En résumé, c’est la mémoire collective qui a protégé textuellement le Coran et non sa mise par écrit et, c’est cette situation qui a empêché que ne soit constituée une caste de scribes, lesquelles on le sait ont toujours eu les “mains libres” pour modifier la lettre du texte.[2] Mais, puisque nul ne put s’approprier le Texte, l’interprétation du texte devint l’enjeu majeur de l’Islam, ce qui explique que se constitua ainsi une caste d’exégètes. Le Coran ne fut pas, à la différence des textes révélés antérieurs, l’otage des Gardiens du Texte, mais des Gardiens du sens.

 

  • 4 – Pourquoi le sens du Coran est encore disponible

Ce devenir particulier distingue donc l’histoire du Coran de celle des autres textes sacrés, notamment l’Ancien et le Nouveau Testament.  Il est parfaitement établi que lors de la longue construction du judaïsme il a été ajouté au corpus initial, le noyau de la Thora, de nombreux textes exprimant à la lettre les fondements et les pratiques que le judaïsme s’était lui-même dessinés. Pareillement, le contenu des Évangiles comporte diverses strates de textes dont certaines traduisent les bases du christianisme paulinien postérieur à Jésus. En clair, ces religions ont scripturairement introduit leurs interprétations des textes initiaux dans les textes eux-mêmes qui, de la sorte, ont été altérés. Aussi, ne reste-t-il comme seule possibilité d’adaptation au judaïsme et au christianisme que de continuer à interpréter le texte modifié dont ils disposent. Par contre, à la différence de ces prédécesseurs,  le fait que par la force des choses il fut opté pour l’interprétation du Coran dans le sens de l’Islam post-coranique sans finalement avoir eu besoin de modifier rétroactivement le texte coranique laisse à l’heure actuelle une opportunité rare aux musulmans. En effet, disposant d’un texte fiable, il nous est possible de retourner à l’origine plutôt que vouloir résoudre nos problèmes en générant sur une ixième suite d’interprétations. La recherche du Sens littéral du Coran que nous menons se justifie donc fondamentalement des spécificités de l’histoire de la transmission du Coran que nous venons d’évoquer.

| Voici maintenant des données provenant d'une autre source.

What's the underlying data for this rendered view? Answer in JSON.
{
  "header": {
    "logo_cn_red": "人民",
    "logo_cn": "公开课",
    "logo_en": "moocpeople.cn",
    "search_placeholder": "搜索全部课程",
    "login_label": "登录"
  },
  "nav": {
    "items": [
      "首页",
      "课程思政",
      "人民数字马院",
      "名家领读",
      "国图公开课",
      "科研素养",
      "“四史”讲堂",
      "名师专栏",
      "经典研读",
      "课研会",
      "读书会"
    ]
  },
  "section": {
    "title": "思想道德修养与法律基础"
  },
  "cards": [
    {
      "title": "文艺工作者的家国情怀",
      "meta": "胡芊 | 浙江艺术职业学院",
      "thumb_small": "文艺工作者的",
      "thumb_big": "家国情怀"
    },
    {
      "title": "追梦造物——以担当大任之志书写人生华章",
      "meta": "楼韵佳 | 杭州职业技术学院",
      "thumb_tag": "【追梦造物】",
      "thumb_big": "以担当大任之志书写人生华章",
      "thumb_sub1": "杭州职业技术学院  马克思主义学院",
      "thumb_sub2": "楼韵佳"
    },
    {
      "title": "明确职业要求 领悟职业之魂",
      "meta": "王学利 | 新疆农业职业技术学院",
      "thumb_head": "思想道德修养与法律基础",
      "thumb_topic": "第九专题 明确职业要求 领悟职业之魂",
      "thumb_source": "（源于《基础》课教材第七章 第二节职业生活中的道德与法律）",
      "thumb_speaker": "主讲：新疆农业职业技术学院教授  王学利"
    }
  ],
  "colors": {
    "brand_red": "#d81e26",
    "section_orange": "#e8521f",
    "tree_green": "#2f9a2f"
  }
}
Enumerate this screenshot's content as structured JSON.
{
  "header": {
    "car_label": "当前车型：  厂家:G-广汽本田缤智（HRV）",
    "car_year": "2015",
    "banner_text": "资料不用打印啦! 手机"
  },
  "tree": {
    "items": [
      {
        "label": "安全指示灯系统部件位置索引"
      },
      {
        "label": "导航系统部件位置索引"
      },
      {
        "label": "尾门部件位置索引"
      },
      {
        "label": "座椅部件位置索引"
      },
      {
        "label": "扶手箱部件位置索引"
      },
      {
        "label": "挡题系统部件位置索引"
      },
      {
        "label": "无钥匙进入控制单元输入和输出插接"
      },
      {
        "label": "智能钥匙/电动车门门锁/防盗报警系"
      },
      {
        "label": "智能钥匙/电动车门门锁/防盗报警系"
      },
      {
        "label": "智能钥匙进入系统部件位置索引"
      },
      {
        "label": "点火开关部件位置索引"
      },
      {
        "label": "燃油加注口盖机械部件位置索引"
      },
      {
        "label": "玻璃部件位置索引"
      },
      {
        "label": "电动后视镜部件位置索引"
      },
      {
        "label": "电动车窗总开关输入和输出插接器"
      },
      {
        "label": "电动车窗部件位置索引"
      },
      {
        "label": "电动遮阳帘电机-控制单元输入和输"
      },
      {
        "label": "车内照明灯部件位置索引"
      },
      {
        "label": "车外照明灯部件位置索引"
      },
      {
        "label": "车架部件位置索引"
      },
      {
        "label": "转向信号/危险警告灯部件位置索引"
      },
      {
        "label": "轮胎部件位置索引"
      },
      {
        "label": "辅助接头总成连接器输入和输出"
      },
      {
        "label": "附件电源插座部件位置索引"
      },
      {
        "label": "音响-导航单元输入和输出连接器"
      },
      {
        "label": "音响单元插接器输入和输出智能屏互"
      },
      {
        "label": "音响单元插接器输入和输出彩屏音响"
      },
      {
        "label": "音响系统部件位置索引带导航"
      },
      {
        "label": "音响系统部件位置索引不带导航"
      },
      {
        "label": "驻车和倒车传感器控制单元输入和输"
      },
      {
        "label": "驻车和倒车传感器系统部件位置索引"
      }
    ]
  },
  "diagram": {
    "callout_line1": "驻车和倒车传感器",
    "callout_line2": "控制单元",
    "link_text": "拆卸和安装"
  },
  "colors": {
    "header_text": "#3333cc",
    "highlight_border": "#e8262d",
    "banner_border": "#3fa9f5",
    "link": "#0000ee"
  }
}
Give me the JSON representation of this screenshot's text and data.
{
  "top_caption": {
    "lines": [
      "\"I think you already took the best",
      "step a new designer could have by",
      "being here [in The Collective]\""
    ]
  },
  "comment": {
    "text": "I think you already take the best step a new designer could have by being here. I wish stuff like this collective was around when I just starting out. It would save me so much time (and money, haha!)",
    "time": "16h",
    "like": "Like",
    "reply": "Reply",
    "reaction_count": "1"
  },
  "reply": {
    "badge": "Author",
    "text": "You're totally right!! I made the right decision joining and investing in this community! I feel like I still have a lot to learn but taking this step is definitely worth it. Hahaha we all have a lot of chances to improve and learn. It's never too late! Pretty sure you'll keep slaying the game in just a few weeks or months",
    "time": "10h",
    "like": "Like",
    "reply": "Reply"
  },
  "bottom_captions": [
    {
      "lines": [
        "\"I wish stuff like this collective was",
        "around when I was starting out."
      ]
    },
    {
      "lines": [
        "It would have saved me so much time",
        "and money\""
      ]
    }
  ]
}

  • 5 – Pourquoi un seul texte et plusieurs versions

Pour autant, une précision s’impose : ces conditions historiques si particulières ne garantissent pas par elles-mêmes que le Coran dont nous disposons corresponde à une unique version. Bien au contraire, le texte coranique qui nous est parvenu est polymorphe, car le caractère oral de la transmission du Coran a laissé de la marge à des modifications de nature orale. Celles-ci sont connues, elles sont consignées sous la forme dite des qirâ’ât ou variantes de récitation. Nous l’ avions évoqué en Quel Coran ?, nous disposons en réalité d’un texte de base auquel s’ajoutent ces nombreuses “variantes”. Pour ce qui est de la présente discussion, l’existence de ces variantes confirme sous un autre angle d’abord que la transmission du Coran fut essentiellement orale puisque ces variations affectent majoritairement les voyelles et consonnes grammaticales tout en respectant un unique corps consonantique graphique ou ductus. Là encore, l’on retrouve le rôle de l’interprétation, car l’examen attentif de ces milliers de variantes de récitation montre qu’elles ne sont pas uniquement dues à l’aléa lors de la transmission. De fait, leur étude démontre qu’elles sont le reflet de discussions exégétiques autour de divergences d’interprétation indiscutablement postérieures au Coran. Bien évidemment, de telles conclusions remettent en question la thèse classique soutenant que les variantes de récitation proviendraient du Prophète lui-même. Sur ce point et sur une explication détaillée de la nature des variantes de récitations, voir : Variantes de récitation ou qirâ’ât. Aussi, si nous soutenons que le texte du Coran n’a pas été altéré directement, c’est-à-dire par ajouts, modifications ou retraits écrits, il n’en demeure pas moins que l’unique récitation de base a été  oralement modifiée par lesdites variantes et que leur prise en compte est obligatoire lors de l’Analyse Littérale du Coran.

 

Conclusion

Nous avons montré que la transmission essentiellement orale du Coran et les circonstances historico-politiques ont favorisé le développement de l’interprétation du texte coranique. Ce n’est donc pas le texte lui-même qui a été directement altéré, mais sa signification. D’une part, ce vaste mouvement d’interprétation inscrit dans l’histoire a logiquement rendu plus difficile l’accès au sens du Coran et, d’autre part, de manière paradoxale cette fois-ci, cette très forte interprétation du texte coranique en a protégé la lettre.

Quoi qu’il en soit, cette situation offre aux musulmans l’extraordinaire opportunité de pouvoir remettre en question leur islamité. Non pas en proposant, opposant, de nouvelles interprétations du Coran, mais en ayant la possibilité de réexaminer le sens du texte initial. Revenir littéralement à la signification du Message coranique avant  qu’il n’ait été altéré par la prise en charge interprétative de l’exégèse islamique, démarche à laquelle répond pleinement la notion de Sens littéral selon la méthodologie d’Analyse Littérale du Coran.

Dr al Ajamî

 

[1] Voir : « Dieu protège le Coran », selon le Coran et en Islam ; S15.V19.

[2] Outre les recherches bibliques qui confirme l’emprise textuelle des castes scribales sur les textes sacrés, le Coran mit en garde les musulmans eux-mêmes : « Malheur à ceux qui réécrivent le Livre de leurs propres mains, puis disent : « Cela vient de Dieu » pour un négoce à vil prix ! Malheur à eux pour ce que leurs mains ont écrit ! Malheur à eux pour ce qu’ils se sont acquis ! », S2.V79.